Where did my architecture go
It was disscused how to control the gap between architecture and codebase. Here you have code analysis with JDepend and Sonar, SonarGraph (formerly SonarJ). Suggestions were made about the usage of ServiceLoader or OSGI for externalizing class creation.
Tailoring Spring for Custom Usage
As we all know Spring is about DI, IOP and Enterprise Service Abstractions (libraries). This lecture went through each of the components giving real case utilization of them. We saw @Configuration and @Bean to provide configuration from Java code instead of XML, @Value to allow the injection of a system property as a string member of a class, Spring scopes to be used for example to eliminate the need to pass custom context objects from method to method (A technique that I still use in my projects for maintaining ControllerContext), even though Singleton and Prototype are the most common scopes there are several others like Request and Session, @Profile annotation to define production or development. The Spring expression language in general was introduced.

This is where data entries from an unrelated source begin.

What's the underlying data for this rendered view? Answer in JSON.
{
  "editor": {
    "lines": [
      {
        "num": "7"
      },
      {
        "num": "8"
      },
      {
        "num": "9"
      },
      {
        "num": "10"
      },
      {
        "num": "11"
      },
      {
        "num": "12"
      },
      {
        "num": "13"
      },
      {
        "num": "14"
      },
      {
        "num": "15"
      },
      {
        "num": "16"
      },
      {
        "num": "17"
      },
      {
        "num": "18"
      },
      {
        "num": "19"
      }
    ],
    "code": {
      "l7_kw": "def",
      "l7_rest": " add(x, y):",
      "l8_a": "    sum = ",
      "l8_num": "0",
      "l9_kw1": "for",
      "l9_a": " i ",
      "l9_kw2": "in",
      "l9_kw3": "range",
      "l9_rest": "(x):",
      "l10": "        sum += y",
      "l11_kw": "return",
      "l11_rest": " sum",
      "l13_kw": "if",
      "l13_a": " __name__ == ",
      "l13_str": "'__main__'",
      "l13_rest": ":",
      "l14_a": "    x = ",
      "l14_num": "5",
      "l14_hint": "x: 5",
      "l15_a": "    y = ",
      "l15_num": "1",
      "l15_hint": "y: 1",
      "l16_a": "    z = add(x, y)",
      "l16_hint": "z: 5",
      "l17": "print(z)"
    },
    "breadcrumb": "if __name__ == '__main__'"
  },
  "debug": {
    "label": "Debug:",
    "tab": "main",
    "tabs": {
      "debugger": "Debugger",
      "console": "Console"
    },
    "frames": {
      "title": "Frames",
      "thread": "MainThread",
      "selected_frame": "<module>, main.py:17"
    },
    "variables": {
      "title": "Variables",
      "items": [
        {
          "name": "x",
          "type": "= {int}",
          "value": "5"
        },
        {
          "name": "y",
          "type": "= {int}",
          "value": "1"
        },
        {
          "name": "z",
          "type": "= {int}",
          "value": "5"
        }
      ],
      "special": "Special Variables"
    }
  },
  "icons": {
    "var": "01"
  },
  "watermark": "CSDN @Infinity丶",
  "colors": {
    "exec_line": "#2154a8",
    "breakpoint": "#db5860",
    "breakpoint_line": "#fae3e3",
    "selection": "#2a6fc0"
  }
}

Improving Java with Groovy
There were several trcks of Groovy and Grails. I attended just this one from the latest slice because there was nothing for Spring Java available and even though it was basic stuff we saw examples that did work from an excellent demo showing how to use both Java and Groovy in your project. It was basically a practical presentation of the ideas behind the book "Making Java Groovy". Heavy use of closures showed how the code got smaller while avoiding Interfaces and Inner Classes.